Body weights: Days 1 (pre-administration), 8 and 15.
Clinical signs: At periodic intervals on the day of dosing (Day 1) and once daily thereafter, until Day 15.
- Necropsy of survivors performed: At the end of the observation period, all animals were sacrificed by oxygen/carbon dioxide procedure and subjected to necropsy. Descriptions of all internal macroscopic abnormalities were recorded.
- Other examinations performed: none.

Statistics:

No statistical analysis was performed (The method used is not intended to allow the calculation of a precise LD50 value).

Results and discussion

Mortality:

No mortality occurred.

Clinical signs:

other: Hunched posture and/or piloerection were noted in all animals on Day 1. In addition, one animal showed uncoordinated movements on Day 1.

Gross pathology:

No abnormalities were found at macroscopic post mortem examination of the animals.

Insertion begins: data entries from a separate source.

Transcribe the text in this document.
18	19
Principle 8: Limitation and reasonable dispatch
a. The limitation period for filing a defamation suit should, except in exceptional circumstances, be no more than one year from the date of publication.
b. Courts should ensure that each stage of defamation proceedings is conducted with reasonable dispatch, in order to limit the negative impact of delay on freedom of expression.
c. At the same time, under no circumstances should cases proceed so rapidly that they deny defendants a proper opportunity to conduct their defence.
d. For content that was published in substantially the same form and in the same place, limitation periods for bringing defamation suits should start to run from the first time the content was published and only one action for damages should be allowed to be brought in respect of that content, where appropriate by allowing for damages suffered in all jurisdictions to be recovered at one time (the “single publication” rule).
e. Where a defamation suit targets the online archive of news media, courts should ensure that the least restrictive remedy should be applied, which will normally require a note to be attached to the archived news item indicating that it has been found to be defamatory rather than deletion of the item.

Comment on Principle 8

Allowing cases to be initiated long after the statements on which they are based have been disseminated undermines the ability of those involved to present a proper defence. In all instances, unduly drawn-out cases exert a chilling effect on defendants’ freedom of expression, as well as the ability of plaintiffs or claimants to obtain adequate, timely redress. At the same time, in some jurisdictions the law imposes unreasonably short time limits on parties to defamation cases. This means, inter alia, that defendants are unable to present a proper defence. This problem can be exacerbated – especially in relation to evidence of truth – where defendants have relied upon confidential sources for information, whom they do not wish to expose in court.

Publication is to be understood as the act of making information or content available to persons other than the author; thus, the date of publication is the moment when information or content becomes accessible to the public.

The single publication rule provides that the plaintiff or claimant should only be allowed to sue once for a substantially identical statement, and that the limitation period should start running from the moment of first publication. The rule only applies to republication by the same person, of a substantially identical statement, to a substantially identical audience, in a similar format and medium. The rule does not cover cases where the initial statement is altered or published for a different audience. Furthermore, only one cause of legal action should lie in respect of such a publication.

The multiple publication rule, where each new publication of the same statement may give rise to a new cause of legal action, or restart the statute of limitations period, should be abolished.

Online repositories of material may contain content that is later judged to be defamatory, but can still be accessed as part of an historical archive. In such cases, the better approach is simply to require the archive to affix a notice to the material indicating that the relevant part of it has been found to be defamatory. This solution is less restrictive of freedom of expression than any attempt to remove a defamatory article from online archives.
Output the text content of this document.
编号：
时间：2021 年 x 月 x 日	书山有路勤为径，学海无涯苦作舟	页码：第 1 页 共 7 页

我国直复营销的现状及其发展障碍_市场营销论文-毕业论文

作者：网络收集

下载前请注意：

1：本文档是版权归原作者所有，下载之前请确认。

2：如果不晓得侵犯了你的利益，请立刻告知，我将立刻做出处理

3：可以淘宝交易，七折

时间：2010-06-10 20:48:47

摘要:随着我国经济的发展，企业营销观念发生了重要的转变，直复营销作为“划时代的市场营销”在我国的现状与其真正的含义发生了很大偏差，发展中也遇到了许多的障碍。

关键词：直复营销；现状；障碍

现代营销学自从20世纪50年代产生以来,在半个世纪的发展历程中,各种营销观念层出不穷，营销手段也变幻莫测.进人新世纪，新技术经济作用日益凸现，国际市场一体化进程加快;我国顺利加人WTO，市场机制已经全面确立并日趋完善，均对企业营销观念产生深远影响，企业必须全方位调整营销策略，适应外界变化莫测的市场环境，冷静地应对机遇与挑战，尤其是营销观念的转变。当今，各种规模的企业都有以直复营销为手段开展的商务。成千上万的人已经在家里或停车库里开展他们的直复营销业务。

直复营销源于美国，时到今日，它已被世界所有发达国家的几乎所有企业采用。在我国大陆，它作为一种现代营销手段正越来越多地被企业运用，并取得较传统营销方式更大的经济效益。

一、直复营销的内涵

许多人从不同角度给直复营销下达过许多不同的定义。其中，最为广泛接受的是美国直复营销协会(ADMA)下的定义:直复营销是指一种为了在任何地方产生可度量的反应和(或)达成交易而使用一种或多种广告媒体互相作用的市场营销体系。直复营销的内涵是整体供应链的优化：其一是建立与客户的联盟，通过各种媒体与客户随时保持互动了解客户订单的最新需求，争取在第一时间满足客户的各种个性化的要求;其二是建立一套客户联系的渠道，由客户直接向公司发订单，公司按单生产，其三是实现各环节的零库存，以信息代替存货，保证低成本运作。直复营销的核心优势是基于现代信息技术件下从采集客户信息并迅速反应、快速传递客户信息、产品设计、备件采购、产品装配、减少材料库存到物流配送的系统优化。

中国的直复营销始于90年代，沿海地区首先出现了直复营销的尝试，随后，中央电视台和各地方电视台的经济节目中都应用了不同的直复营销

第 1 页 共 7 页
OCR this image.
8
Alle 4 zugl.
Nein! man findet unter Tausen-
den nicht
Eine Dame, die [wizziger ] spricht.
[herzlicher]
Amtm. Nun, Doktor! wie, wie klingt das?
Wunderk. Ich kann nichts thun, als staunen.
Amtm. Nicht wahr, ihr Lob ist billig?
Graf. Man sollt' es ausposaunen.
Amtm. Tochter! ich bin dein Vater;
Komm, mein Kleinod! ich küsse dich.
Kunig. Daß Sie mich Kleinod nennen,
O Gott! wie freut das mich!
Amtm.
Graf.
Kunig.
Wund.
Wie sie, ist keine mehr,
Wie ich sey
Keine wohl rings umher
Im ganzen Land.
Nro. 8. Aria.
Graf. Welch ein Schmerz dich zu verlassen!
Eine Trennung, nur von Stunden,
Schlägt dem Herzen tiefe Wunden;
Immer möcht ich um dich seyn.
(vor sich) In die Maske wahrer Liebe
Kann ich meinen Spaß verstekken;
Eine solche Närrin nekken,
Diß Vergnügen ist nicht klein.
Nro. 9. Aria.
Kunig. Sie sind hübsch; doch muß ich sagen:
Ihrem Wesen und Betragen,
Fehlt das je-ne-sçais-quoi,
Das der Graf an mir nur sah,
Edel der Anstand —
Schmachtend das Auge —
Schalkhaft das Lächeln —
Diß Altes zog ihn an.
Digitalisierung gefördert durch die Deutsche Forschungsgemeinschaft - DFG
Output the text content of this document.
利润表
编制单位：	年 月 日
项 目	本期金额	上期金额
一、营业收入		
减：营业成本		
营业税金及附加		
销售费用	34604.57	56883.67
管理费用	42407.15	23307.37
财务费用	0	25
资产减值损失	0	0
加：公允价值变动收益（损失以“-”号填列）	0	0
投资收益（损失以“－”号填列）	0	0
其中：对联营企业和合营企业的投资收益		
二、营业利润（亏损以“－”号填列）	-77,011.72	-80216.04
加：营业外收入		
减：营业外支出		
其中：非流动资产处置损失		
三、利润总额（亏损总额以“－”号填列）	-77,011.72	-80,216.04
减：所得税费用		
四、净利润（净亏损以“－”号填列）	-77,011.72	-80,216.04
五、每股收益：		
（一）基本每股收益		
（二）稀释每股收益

Applicant's summary and conclusion

Conclusions:

An acute oral LD50 >2000 mg/kg bw was determined for the test substance.

Executive summary:

The acute oral toxicity test was conducted according to OECD  guideline 423, EU method B.1, EPA OPPTS 870.1100, JMAFF guidelines, and GLP principles. Female wistar rats were dosed 2000 mg/kg bw of test substance by gavage. No mortality or abnormal findings were reported. An acute oral LD50 >2000 mg/kg bw was determined for the test substance (Wil, 2012).